I just got an email from Brian, who handles public relations for Krystal. Apparently, Brian and the PR machine at the mothership of burger-scented food squares stumbled across my recent ode to the Krystal MilkQuake. He wanted to make sure I knew about the upcoming Reese’s Peanut Butter Cup and banana-split MilkQuakes, and to introduce me to the Krystal Freeze.
Made with pure cane sugar in lieu of high-fructose corn syrup, the 20-oz. non-dairy slush beverage is flavored with Monin syrups, the familiar gem-colored elixirs often found in coffee shops. The $1.79 Freeze comes in orange, cherry, green apple, grape, pomegranate, blueberry and Coke.
Usually, I reflexively delete this kind of non-local corporate propaganda. (I’m talking to you marketing woman from Cabot Cheese. And, oy, you over at He’Brew Beer? You drove me meshugana about taste-testing that shipment of Jewbelation Eleven, which then never arrived. Never again.)
But despite its Chattanooga origins, that MilkQuake is so good I gotta expect great things from its slushy cousin. (And frankly, who doesn’t have a slushy cousin from Chattanooga?) Furthermore, given my recent love affair with vocabulary website freerice.com, Brian won me over with this tidbit from the advance copy of the Freeze press release:
“The company is launching an online campaign that offers helpful tips on coping with sphenopalatineganglioneuralgia, the condition commonly referred to as brain freeze.”

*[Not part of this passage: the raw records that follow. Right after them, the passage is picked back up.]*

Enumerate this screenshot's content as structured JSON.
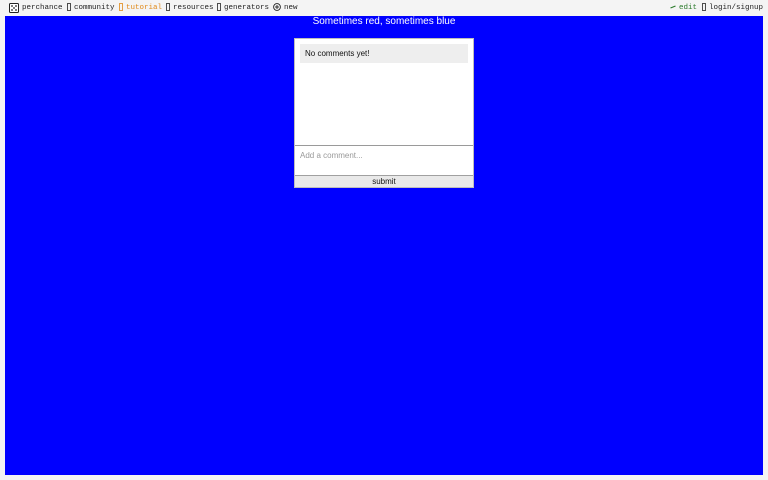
{
  "nav": {
    "brand": "perchance",
    "community": "community",
    "tutorial": "tutorial",
    "resources": "resources",
    "generators": "generators",
    "new": "new",
    "edit": "edit",
    "login": "login/signup",
    "icons": {
      "brand": "dice-icon",
      "community": "community-icon",
      "tutorial": "tutorial-icon",
      "resources": "resources-icon",
      "generators": "generators-icon",
      "new": "plus-circle-icon",
      "edit": "pencil-icon",
      "login": "user-icon"
    }
  },
  "page": {
    "title": "Sometimes red, sometimes blue",
    "background_color": "#0000ff"
  },
  "comments": {
    "empty_text": "No comments yet!",
    "input_placeholder": "Add a comment...",
    "submit_label": "submit"
  }
}
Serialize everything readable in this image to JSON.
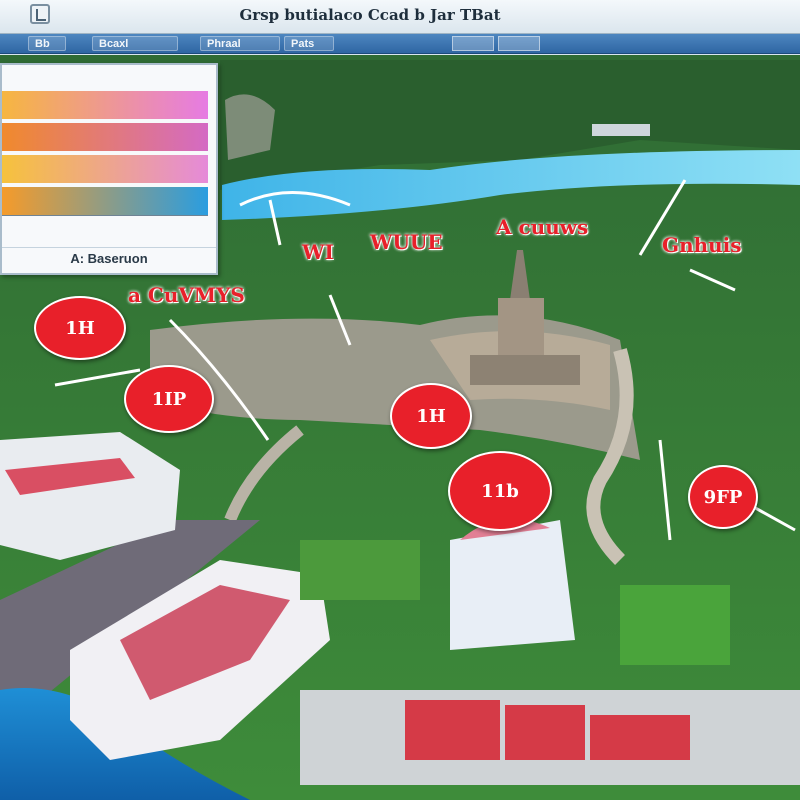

Among those helpful tips, he lists pressing your tongue to the roof of your mouth; drinking a glass of warm water at the first sign of brain freeze; creating a mask with your hands and placing it over your mouth and nose while breathing rapidly; and laying your head to the side.
I can’t help but wonder how the customer service professionals at my local Krystal (the corner of Crestmoor and Hillsboro Road) will respond if I ask for a Coke Freeze and a glass of warm water. Or what the arresting officer will say when I explain that I lost control because I was hyperventilating into my hand-mask to alleviate sphenopalatineganglioneuralgia.
But if you’re met with interesting reactions in such Freeze-related situations, I bet Brian and the boys over at Krystal’s blog would enjoy reading about them. Meanwhile, I’m on my way to track down a Freeze. As always, if you find one before me, report back on Bites.